This morning I received yet another e-mail from a reader who installed 3rd party inks in his printer, and is now having problems with the printer.
Sometimes with Epson printers performance can be brought back and clogged jets cleaned up just re-installing and running a new set of Epson ink cartridges. The Epson ink contains a cleaning agent that works pretty well, but it take a lot of cleaning cycles and usually a good number of prints to get back to normal.
On the basis of potential problems alone it is questionable it is worth the savings to use 3rd party inks. But few users consider 3rd party inks do not and cannot match the Epson inks, which are patented.
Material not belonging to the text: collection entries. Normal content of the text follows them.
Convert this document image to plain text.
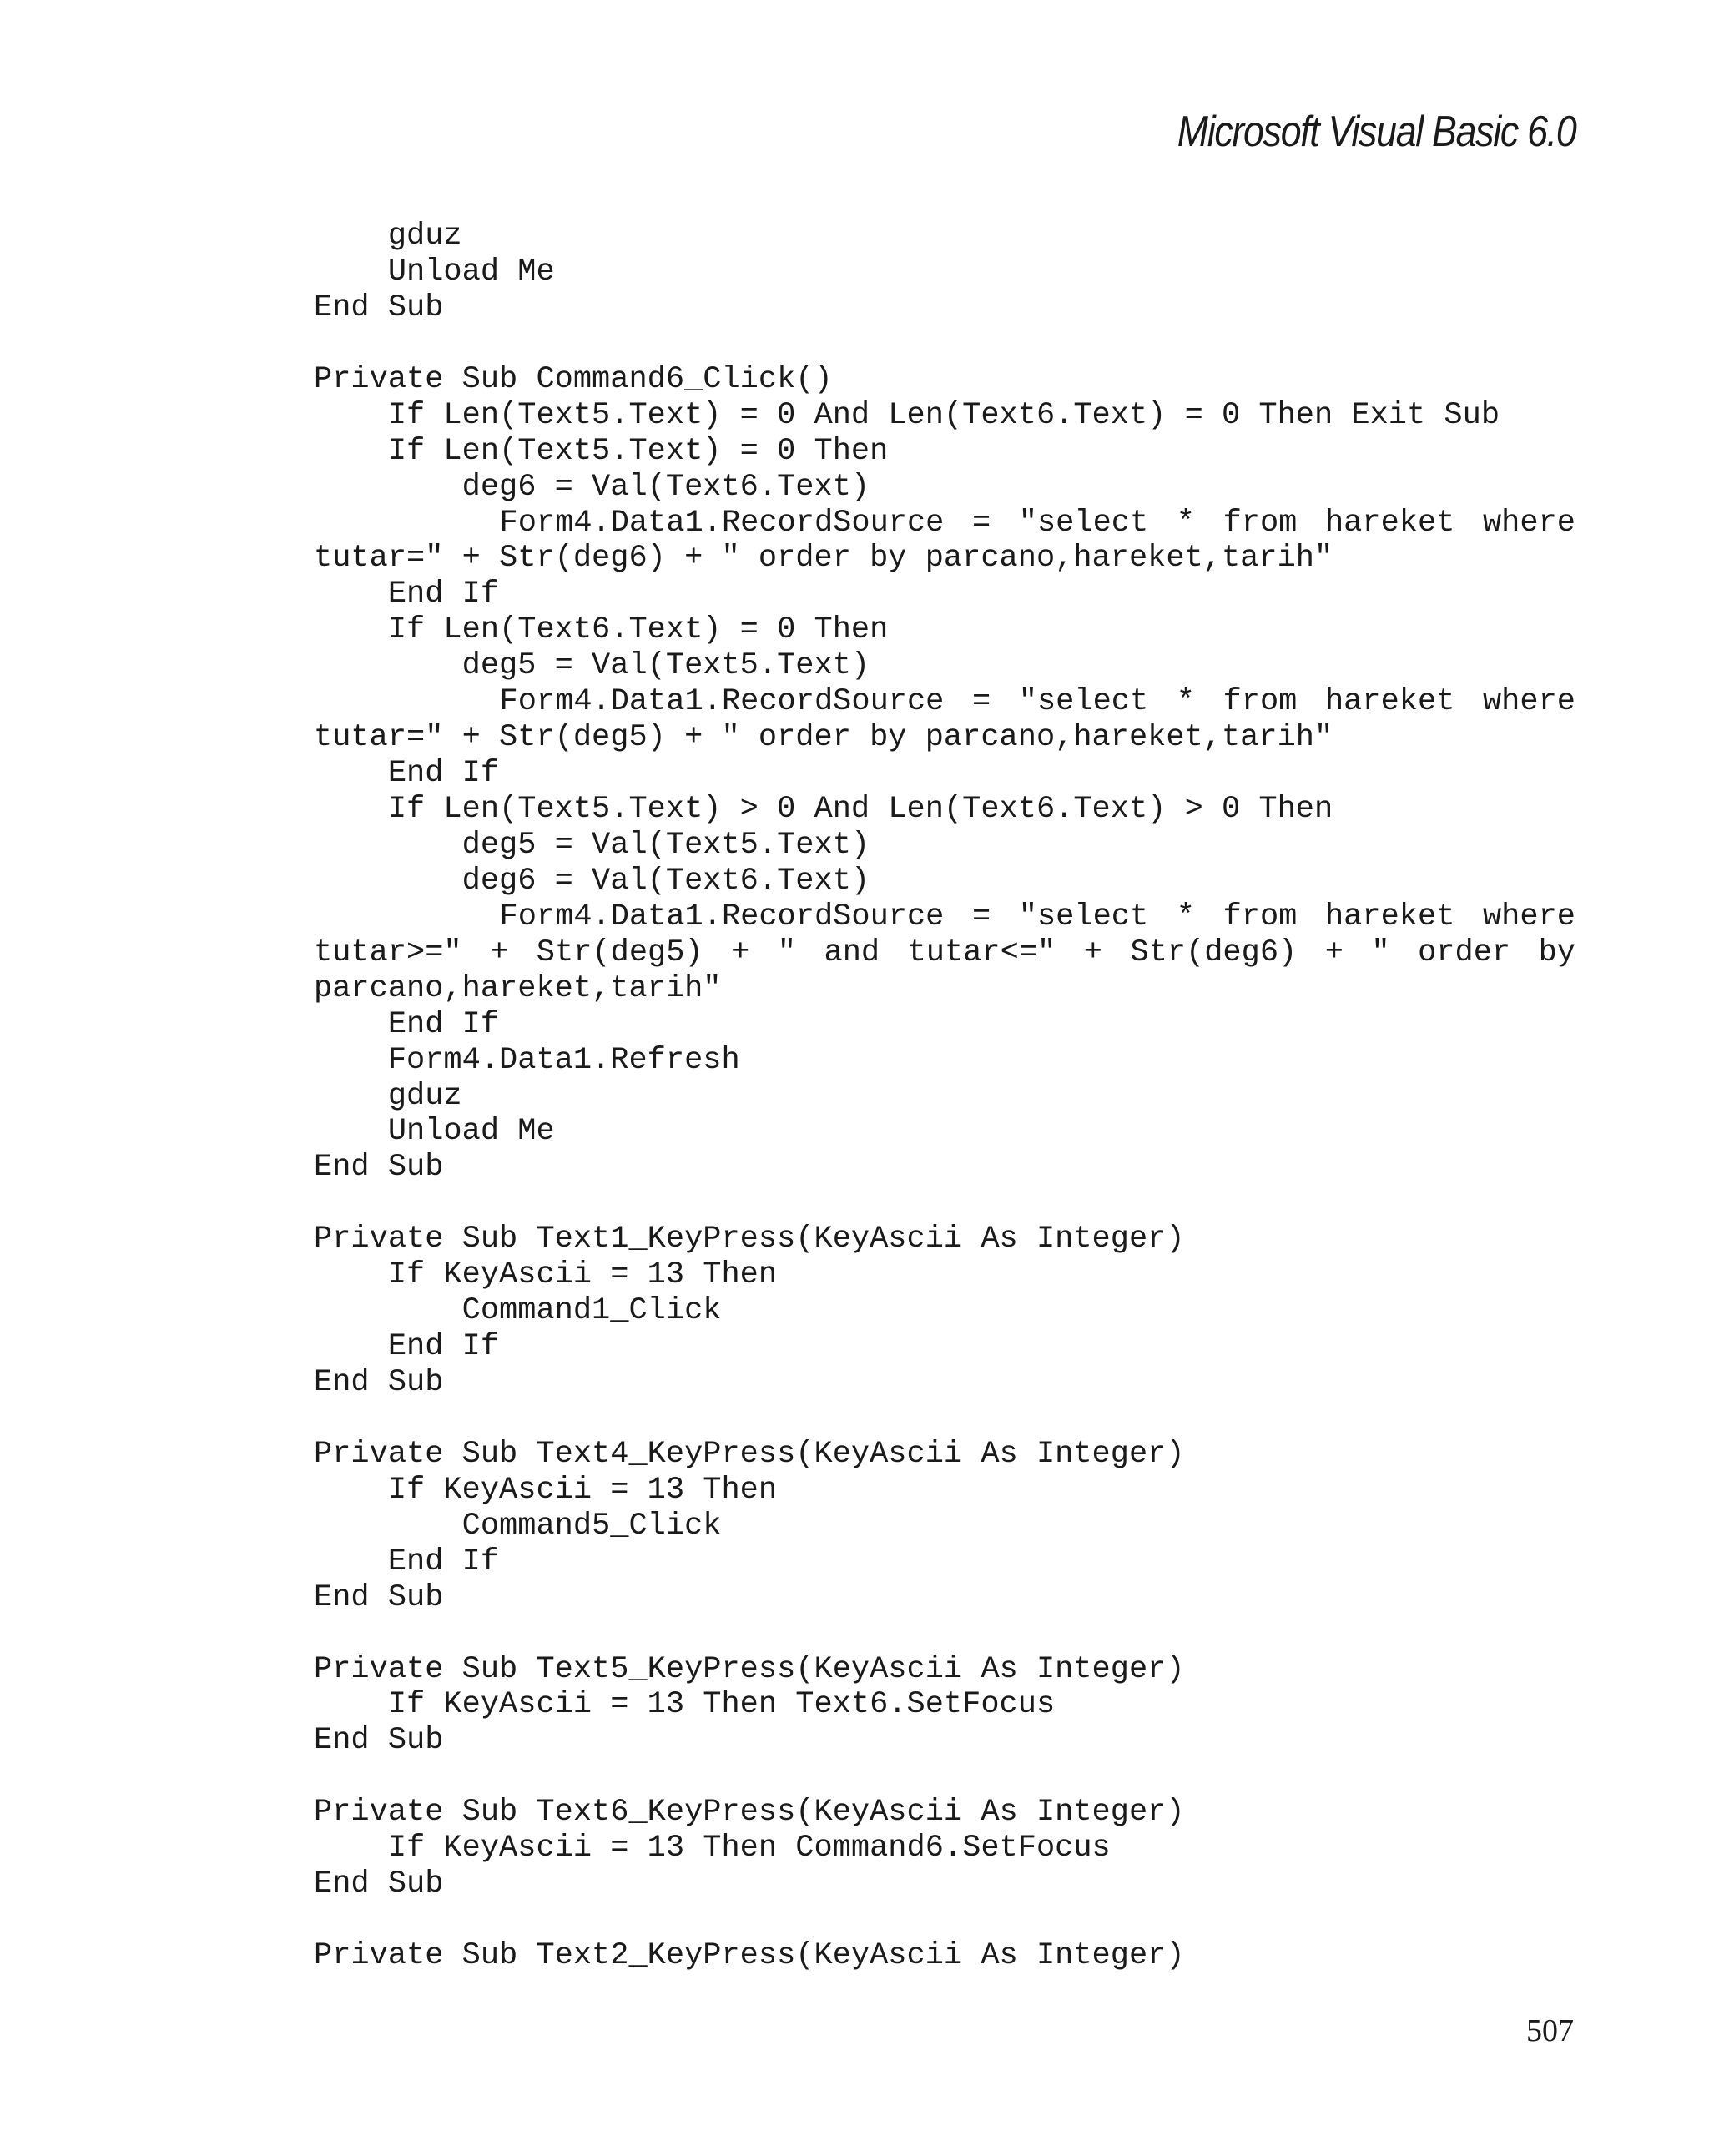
Microsoft Visual Basic 6.0
gduz
Unload Me
End Sub
Private Sub Command6_Click()
If Len(Text5.Text) = 0 And Len(Text6.Text) = 0 Then Exit Sub
If Len(Text5.Text) = 0 Then
deg6 = Val(Text6.Text)
Form4.Data1.RecordSource = "select * from hareket where
tutar=" + Str(deg6) + " order by parcano,hareket,tarih"
End If
If Len(Text6.Text) = 0 Then
deg5 = Val(Text5.Text)
Form4.Data1.RecordSource = "select * from hareket where
tutar=" + Str(deg5) + " order by parcano,hareket,tarih"
End If
If Len(Text5.Text) > 0 And Len(Text6.Text) > 0 Then
deg5 = Val(Text5.Text)
deg6 = Val(Text6.Text)
Form4.Data1.RecordSource = "select * from hareket where
tutar>=" + Str(deg5) + " and tutar<=" + Str(deg6) + " order by
parcano,hareket,tarih"
End If
Form4.Data1.Refresh
gduz
Unload Me
End Sub
Private Sub Text1_KeyPress(KeyAscii As Integer)
If KeyAscii = 13 Then
Command1_Click
End If
End Sub
Private Sub Text4_KeyPress(KeyAscii As Integer)
If KeyAscii = 13 Then
Command5_Click
End If
End Sub
Private Sub Text5_KeyPress(KeyAscii As Integer)
If KeyAscii = 13 Then Text6.SetFocus
End Sub
Private Sub Text6_KeyPress(KeyAscii As Integer)
If KeyAscii = 13 Then Command6.SetFocus
End Sub
Private Sub Text2_KeyPress(KeyAscii As Integer)
507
If they match the Epson ink too closely, via reverse engineering, they are sure to loose a patent infringement lawsuit. And Epson is aggressive in this regard winning yet another suit recently against an independent ink company that was just in the business news.
And, if the 3rd party inks don't match the Epson inks, then the Epson profiles for the printer will not be accurate and it will not be possible to obtain prints that match your on-screen image. In other words to use different inks with any printer effectively really requires custom calibrating and profiling the printer for the inks with each different paper you use. The only accurate and effective way to do this is with a photospectrometer and profiling software, and the least expensive package available costs almost $1,000.
Of course HP, Canon and Epson make a high profit margin on ink. It is the old Polaroid business model: sell the equipment cheap and make the profit on selling consumables. If that were not the way it is done, how much do you think inkjet printers would cost, 2X or 5X as much?